Hydraulic Head in Groundwater
The distribution of hydraulic heads within an aquifer defines where groundwater will proceed. In a hydrostatic example (left figure), where the hydraulic head is fixed, there is no flow. Nevertheless, suppose there is a difference in the hydraulic head from top to bottom due to draining from the bottom (right figure). In that case, the water will flow downward due to the variance in the head, also named the hydraulic gradient.
Atmospheric Pressure
Although it is a convention to apply gauge pressure in the hydraulic head calculation, it is more accurate to use total pressure (gauge pressure + atmospheric pressure), because this is indeed what forces groundwater flow. Regularly detailed observations of barometric pressure are not accessible at each well over time, so this is frequently overlooked.

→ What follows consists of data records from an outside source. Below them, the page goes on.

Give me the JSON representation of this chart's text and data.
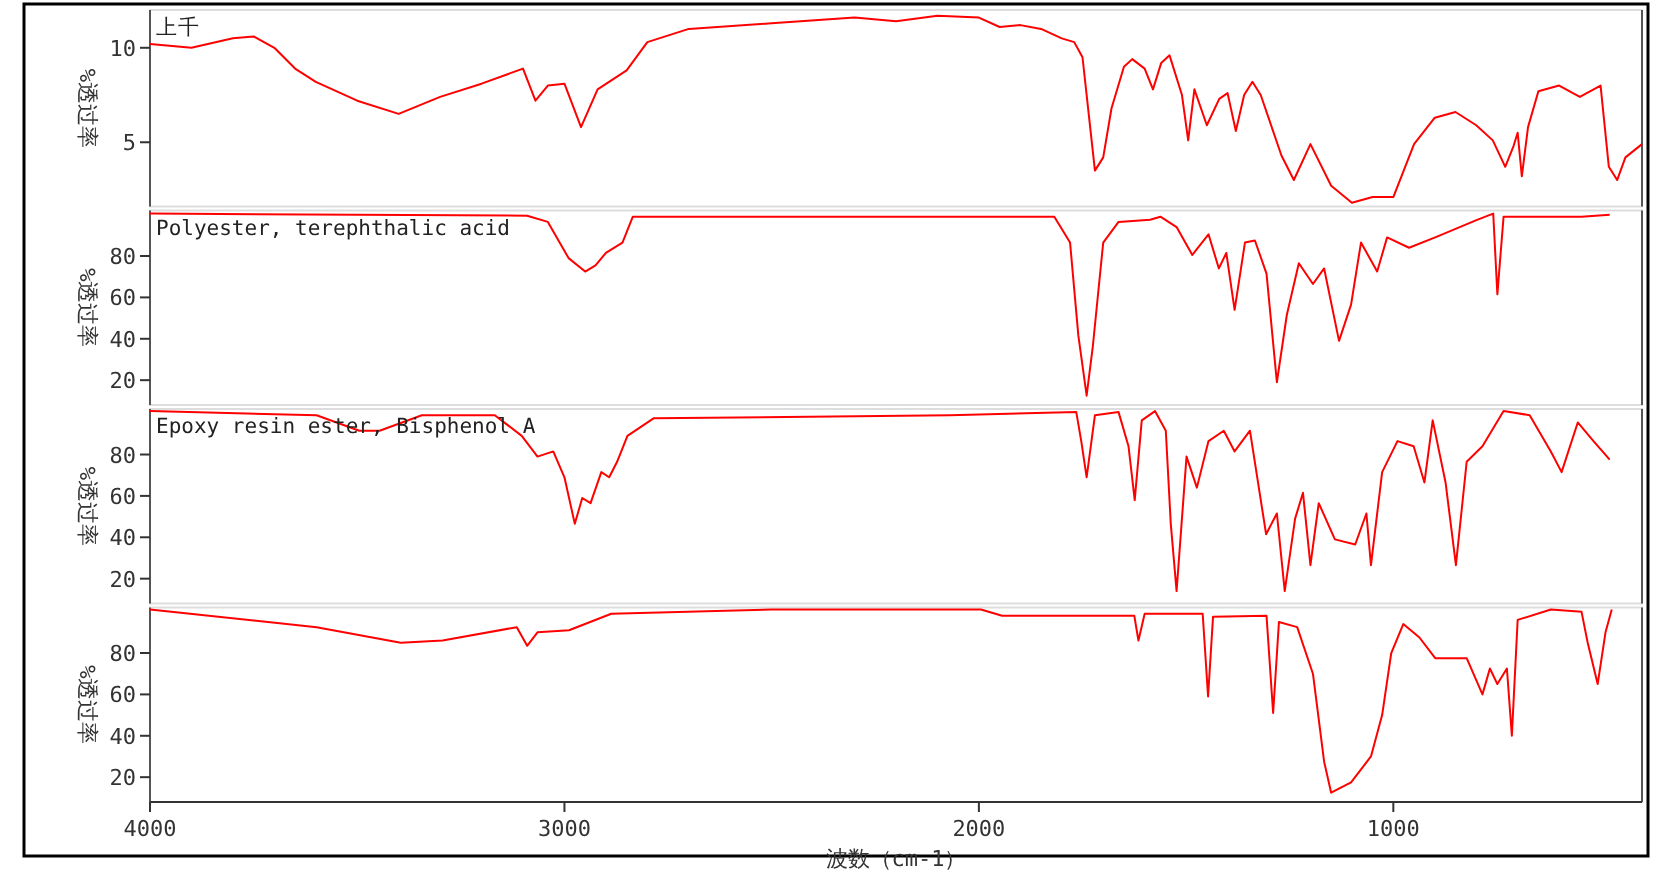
{
  "chart_data": [
    {
      "type": "line",
      "ylabel": "%透过率",
      "xlim": [
        4000,
        400
      ],
      "ylim": [
        1.6,
        12
      ],
      "yticks": [
        5,
        10
      ],
      "tick_labels": "y",
      "grid": false,
      "legend": false,
      "marker": "none",
      "line_style": "solid",
      "x": [
        4000,
        3900,
        3800,
        3750,
        3700,
        3650,
        3600,
        3500,
        3400,
        3300,
        3200,
        3100,
        3070,
        3040,
        3000,
        2960,
        2920,
        2850,
        2800,
        2700,
        2500,
        2300,
        2200,
        2100,
        2000,
        1950,
        1900,
        1850,
        1800,
        1770,
        1750,
        1730,
        1720,
        1700,
        1680,
        1650,
        1630,
        1600,
        1580,
        1560,
        1540,
        1510,
        1495,
        1480,
        1450,
        1420,
        1400,
        1380,
        1360,
        1340,
        1320,
        1270,
        1240,
        1200,
        1150,
        1100,
        1050,
        1000,
        950,
        900,
        850,
        800,
        760,
        730,
        710,
        700,
        690,
        675,
        650,
        600,
        550,
        500,
        480,
        460,
        440,
        400
      ],
      "series": [
        {
          "name": "上千",
          "color": "#ff0000",
          "values": [
            10.2,
            10.0,
            10.5,
            10.6,
            10.0,
            8.9,
            8.2,
            7.2,
            6.5,
            7.4,
            8.1,
            8.9,
            7.2,
            8.0,
            8.1,
            5.8,
            7.8,
            8.8,
            10.3,
            11.0,
            11.3,
            11.6,
            11.4,
            11.7,
            11.6,
            11.1,
            11.2,
            11.0,
            10.5,
            10.3,
            9.5,
            5.5,
            3.5,
            4.2,
            6.8,
            9.0,
            9.4,
            8.9,
            7.8,
            9.2,
            9.6,
            7.5,
            5.1,
            7.8,
            5.9,
            7.3,
            7.6,
            5.6,
            7.5,
            8.2,
            7.5,
            4.3,
            3.0,
            4.9,
            2.7,
            1.8,
            2.1,
            2.1,
            4.9,
            6.3,
            6.6,
            5.9,
            5.1,
            3.7,
            4.8,
            5.5,
            3.2,
            5.8,
            7.7,
            8.0,
            7.4,
            8.0,
            3.7,
            3.0,
            4.2,
            4.9
          ]
        }
      ]
    },
    {
      "type": "line",
      "ylabel": "%透过率",
      "xlim": [
        4000,
        400
      ],
      "ylim": [
        8,
        102
      ],
      "yticks": [
        20,
        40,
        60,
        80
      ],
      "tick_labels": "y",
      "grid": false,
      "legend": false,
      "marker": "none",
      "line_style": "solid",
      "x": [
        4000,
        3090,
        3040,
        2990,
        2950,
        2925,
        2900,
        2860,
        2835,
        1818,
        1780,
        1760,
        1740,
        1725,
        1700,
        1663,
        1587,
        1562,
        1523,
        1485,
        1446,
        1421,
        1403,
        1383,
        1358,
        1334,
        1306,
        1281,
        1257,
        1228,
        1194,
        1167,
        1131,
        1102,
        1078,
        1039,
        1015,
        962,
        899,
        798,
        759,
        749,
        734,
        546,
        478
      ],
      "series": [
        {
          "name": "Polyester, terephthalic acid",
          "color": "#ff0000",
          "values": [
            100.5,
            99.5,
            96.5,
            79,
            72.5,
            75.5,
            81.5,
            86.5,
            99,
            99,
            86.5,
            41.5,
            12.5,
            36.5,
            86.5,
            96.5,
            97.5,
            99,
            94,
            80.5,
            90.5,
            74,
            81.5,
            54,
            86.5,
            87.5,
            71.5,
            19,
            51.5,
            76.5,
            66.5,
            74,
            39,
            56.5,
            86.5,
            72.5,
            89,
            84,
            89,
            97.5,
            100.5,
            61.5,
            99,
            99,
            100
          ]
        }
      ]
    },
    {
      "type": "line",
      "ylabel": "%透过率",
      "xlim": [
        4000,
        400
      ],
      "ylim": [
        8,
        102
      ],
      "yticks": [
        20,
        40,
        60,
        80
      ],
      "tick_labels": "y",
      "grid": false,
      "legend": false,
      "marker": "none",
      "line_style": "solid",
      "x": [
        4000,
        3598,
        3495,
        3446,
        3344,
        3168,
        3103,
        3065,
        3027,
        3000,
        2975,
        2957,
        2937,
        2911,
        2892,
        2873,
        2848,
        2785,
        2070,
        1765,
        1753,
        1740,
        1720,
        1663,
        1639,
        1624,
        1607,
        1575,
        1549,
        1537,
        1523,
        1511,
        1499,
        1474,
        1446,
        1409,
        1383,
        1346,
        1307,
        1281,
        1262,
        1237,
        1218,
        1200,
        1180,
        1141,
        1092,
        1065,
        1054,
        1027,
        990,
        951,
        925,
        905,
        874,
        849,
        823,
        785,
        734,
        671,
        620,
        594,
        555,
        517,
        478
      ],
      "series": [
        {
          "name": "Epoxy resin ester, Bisphenol A",
          "color": "#ff0000",
          "values": [
            101,
            99,
            91.5,
            91.5,
            99,
            99,
            89,
            79,
            81.5,
            69,
            46.5,
            59,
            56.5,
            71.5,
            69,
            76.5,
            89,
            97.5,
            99,
            100.5,
            86.5,
            69,
            99,
            100.5,
            84,
            58,
            96.5,
            101,
            91.5,
            46.5,
            14,
            46.5,
            79,
            64,
            86.5,
            91.5,
            81.5,
            91.5,
            41.5,
            51.5,
            14,
            49,
            61.5,
            26.5,
            56.5,
            39,
            36.5,
            51.5,
            26.5,
            71.5,
            86.5,
            84,
            66.5,
            96.5,
            66.5,
            26.5,
            76.5,
            84,
            101,
            99,
            81.5,
            71.5,
            95.5,
            86.5,
            77.5
          ]
        }
      ]
    },
    {
      "type": "line",
      "ylabel": "%透过率",
      "xlabel": "波数（cm-1）",
      "xlim": [
        4000,
        400
      ],
      "ylim": [
        8,
        102
      ],
      "xticks": [
        4000,
        3000,
        2000,
        1000
      ],
      "yticks": [
        20,
        40,
        60,
        80
      ],
      "grid": false,
      "legend": false,
      "marker": "none",
      "line_style": "solid",
      "x": [
        4000,
        3598,
        3395,
        3294,
        3115,
        3090,
        3065,
        2989,
        2887,
        2500,
        1995,
        1944,
        1625,
        1615,
        1600,
        1460,
        1447,
        1435,
        1306,
        1290,
        1276,
        1232,
        1194,
        1167,
        1150,
        1102,
        1054,
        1027,
        1005,
        976,
        937,
        899,
        823,
        785,
        767,
        749,
        726,
        714,
        700,
        620,
        546,
        531,
        507,
        488,
        473
      ],
      "series": [
        {
          "color": "#ff0000",
          "values": [
            101,
            92.5,
            85,
            86,
            92.5,
            83.5,
            90,
            91,
            99,
            101,
            101,
            98,
            98,
            86,
            99,
            99,
            59,
            97.5,
            98,
            51,
            95,
            92.5,
            70,
            27.5,
            12.5,
            17.5,
            30,
            50,
            80,
            94,
            87.5,
            77.5,
            77.5,
            60,
            72.5,
            65,
            72.5,
            40,
            96,
            101,
            100,
            85,
            65,
            90,
            101
          ]
        }
      ]
    }
  ]
}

The effects of atmospheric pressure variations on water levels perceived in wells have been recognized for many years. The effect is a direct one. An increment in atmospheric pressure is an increase in load on the water in the aquifer, increasing the depth of water. Pascal first qualitatively examined these effects in the 17th century. They were more rigorously explained by the soil physicist Edgar Buckingham employing air flow models in 1907.
Head Loss
Energy is dissipated in any real flowing fluid due to friction; turbulence dissipates even more energy for high Reynolds number flows. This dissipation, named head loss, is split into two main categories: “major losses” connected with energy loss per pipe length and “minor losses” related to fittings, bends, valves, etc. The most popular equation applied to calculate major head losses is the Darcy–Weisbach equation:
\frac { \triangledown p }{ L } ={ f }_{ D }.\frac { \rho }{ 2 } .\frac { { \left< v \right> }^{ 2 } }{ D } ,
where the pressure loss per unit length Δp/L is a function of:
ρ, the density of the fluid;
D, the hydraulic diameter of the pipe;
<v>, the mean flow velocity, experimentally measured as the volumetric flow rate per unit cross-sectional area;
{ f }_{ D }, the Darcy friction factor.
For comparatively short pipe systems, with a moderately large number of bends and fittings, minor losses can easily beat major losses. In design, minor losses are regularly estimated from tables utilizing coefficients or a more straightforward and less precise reduction of minor losses to equivalent length of pipe, a method frequently employed for shortcut calculations of pneumatic carrying lines pressure drop.